Recently, I have been seeing a game on Facebook that my friends have been sharing in which you let the computer randomize a status update about your life in 10 years. This got me thinking about where my life will actually be in that time and I started thinking of everything that could go wrong, everything that could go right, and everything I might want to change so that the bad things don't happen.
We all sit and daydream once in a while about where we will be in the future, especially when we sit in class contemplating whether or not dropping out is a solid choice. The worst part about not knowing where you're going is that you don't know if what you're doing is the right thing or not. One thing that I have learned is that you cannot keep looking at the things that you might be doing wrong or the things that you question in order to justify your uncertainty. I am a generally uncertain and insecure person. I will be constantly seeking validation for every little anxious thought I can come up with. Did I do something wrong? Is there something I can do to fix it? Do you hate me? Should I shut up now? The notion that this is completely stupid also applies to wondering about where you will be in five, 10, 15, even 20 years down the line.

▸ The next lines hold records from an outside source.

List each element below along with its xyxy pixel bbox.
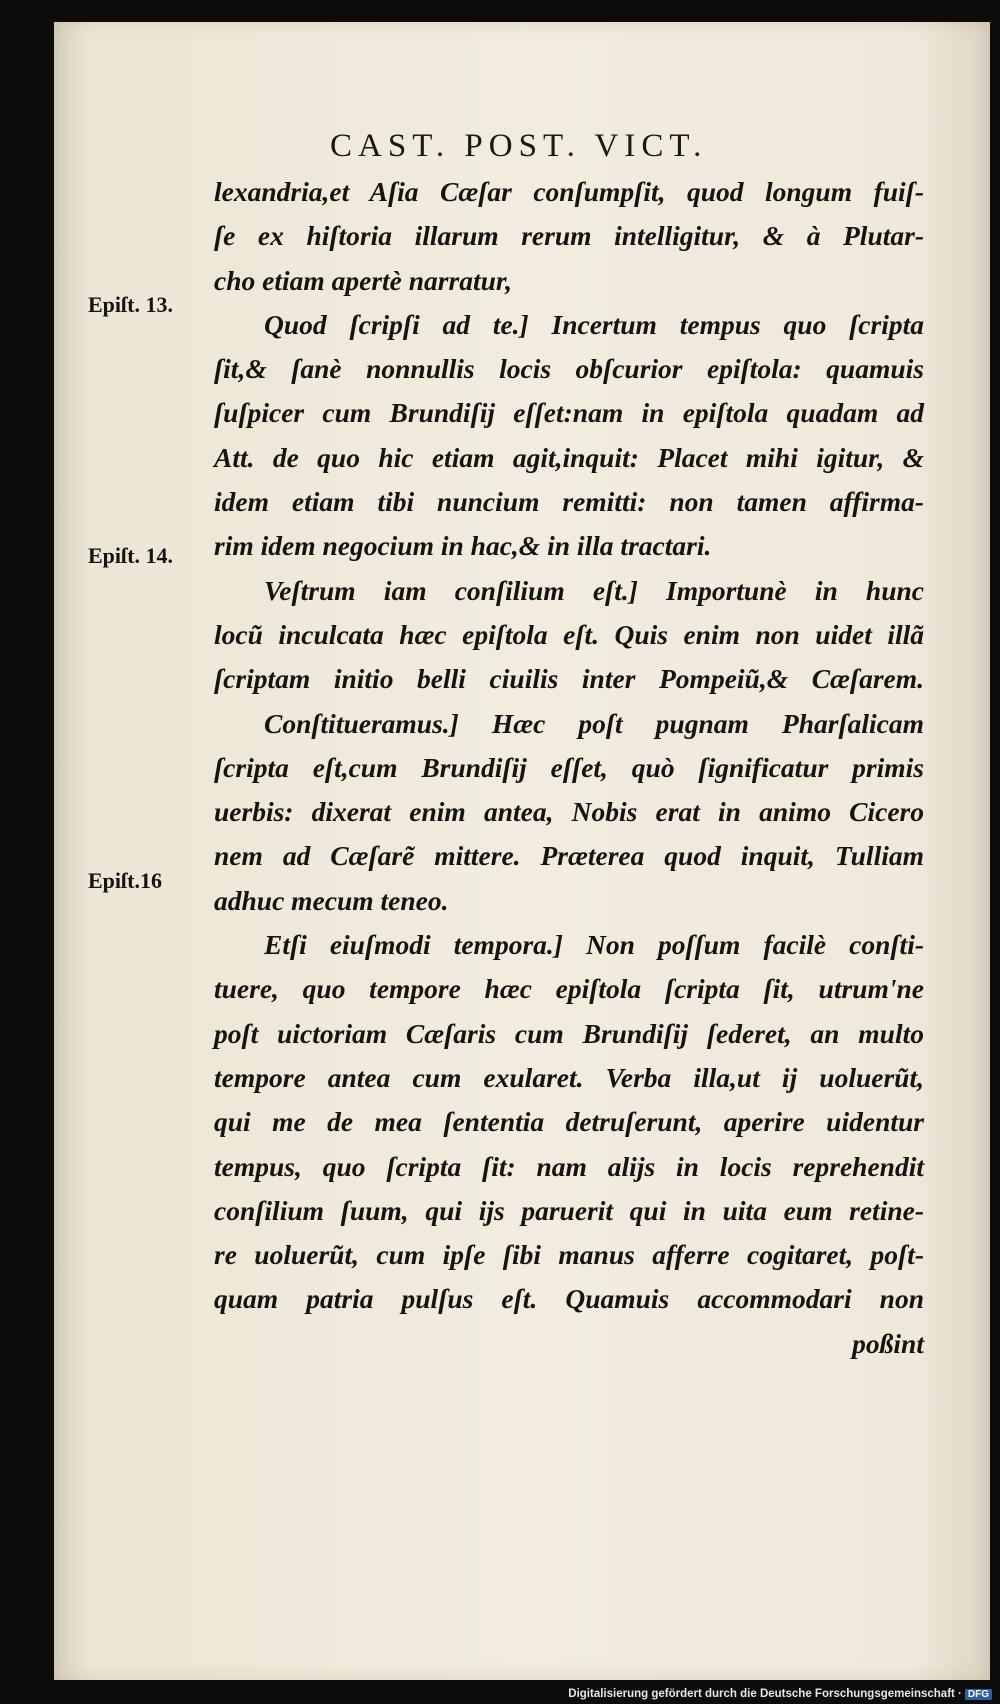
text-line: uerbis: dixerat enim antea, Nobis erat in animo Cicero xyxy=(214,796,924,828)
text-line: nem ad Cæſarẽ mittere. Præterea quod inquit, Tulliam xyxy=(214,840,924,872)
text-line: ſe ex hiſtoria illarum rerum intelligitur, & à Plutar- xyxy=(214,220,924,252)
text-line: rim idem negocium in hac,& in illa tractari. xyxy=(214,530,712,562)
text-line: Veſtrum iam conſilium eſt.] Importunè in hunc xyxy=(264,574,924,606)
text-line: Quod ſcripſi ad te.] Incertum tempus quo ſcripta xyxy=(264,308,924,340)
text-line: Att. de quo hic etiam agit,inquit: Placet mihi igitur, & xyxy=(214,441,924,473)
text-line: Conſtitueramus.] Hæc poſt pugnam Pharſalicam xyxy=(264,707,924,739)
body-text xyxy=(214,170,924,1366)
text-line: lexandria,et Aſia Cæſar conſumpſit, quod longum fuiſ- xyxy=(214,176,924,207)
catchword: poßint xyxy=(852,1327,924,1359)
text-line: poſt uictoriam Cæſaris cum Brundiſij ſederet, an multo xyxy=(214,1017,924,1049)
text-line: adhuc mecum teneo. xyxy=(214,884,449,916)
text-line: ſcripta eſt,cum Brundiſij eſſet, quò ſignificatur primis xyxy=(214,751,924,783)
text-line: ſuſpicer cum Brundiſij eſſet:nam in epiſtola quadam ad xyxy=(214,397,924,429)
dfg-logo: DFG xyxy=(965,1689,992,1700)
text-line: idem etiam tibi nuncium remitti: non tamen affirma- xyxy=(214,486,924,518)
footer-text: Digitalisierung gefördert durch die Deutsche Forschungsgemeinschaft · xyxy=(568,1688,962,1700)
margin-note-epist-16: Epiſt.16 xyxy=(88,868,162,893)
text-line: tempus, quo ſcripta ſit: nam alijs in locis reprehendit xyxy=(214,1150,924,1182)
text-line: quam patria pulſus eſt. Quamuis accommodari non xyxy=(214,1283,924,1315)
text-line: Etſi eiuſmodi tempora.] Non poſſum facilè conſti- xyxy=(264,929,924,961)
margin-note-epist-13: Epiſt. 13. xyxy=(88,292,173,317)
text-line: tempore antea cum exularet. Verba illa,ut ij uoluerũt, xyxy=(214,1061,924,1093)
text-line: tuere, quo tempore hæc epiſtola ſcripta ſit, utrum'ne xyxy=(214,973,924,1005)
text-line: qui me de mea ſententia detruſerunt, aperire uidentur xyxy=(214,1106,924,1138)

I seem to have all of my deep thoughts when I sit near water, which happens frequently in Florida. I was recently procrastinating writing a paper when I had the thought of where my life would be in ten years after I watched some wedding pictures being taken and I teared up. I thought of all of the possibilities and impossibilities that crossed my mind and whether or not it was what I wanted and how important it was. My head began swimming and I began thinking in a negative direction. Once I started doing this, I wondered: if I could change any of these seemingly detrimental things that could happen in my life, would I? Of course I would! Anything to improve my life! Wrong. That answer is so incredibly wrong that I can't believe I even thought for one second that I would ever do such a thing.
What many people don't understand is that we cannot change our lives. Theoretically speaking, if we could go change something in the future, that would technically mean that whatever we were seeing that we wanted to change is actually the product of what we attempted to change and it would just keep going in a crazy cycle and you couldn't actually change anything. This is completely confusing in every way, but that's not the point. The point is that even if we could look ahead into the future, we shouldn't try to change what we can't control. Things happen the way God intends them to happen. Stressing over one little thing will never get us anywhere.
I have made the mistake in the past of looking into the future too much. I think about what is to come and what I need to do to improve my life in the future, but I was completely missing what was right in front of me. A good friend of mine gave me some advice that I am too stubborn to admit is actually good. I have to be focused on living now and not caring at all what other people think because this is life. It happens. Nothing is ever going to be perfect and people will come into and out of our lives for reasons that may not make sense at first, but they are wildly important.
When you consider what you're going to be doing in the future, instead of thinking of what you would change, I would encourage everyone to just appreciate that you're here in the now. Look at what opportunities and people and experiences are right in front of you and make the best of them. This moment will never come again and there is no feeling worse than the regret of missing a hug from an old friend, the birth of a child, the unfortunate breakup that you hoped wouldn't come, or the death of someone close to you. Don't think so much about what you would change and instead think of what you're doing in that moment and how you're going to use that time to take advantage of the blessing that is life.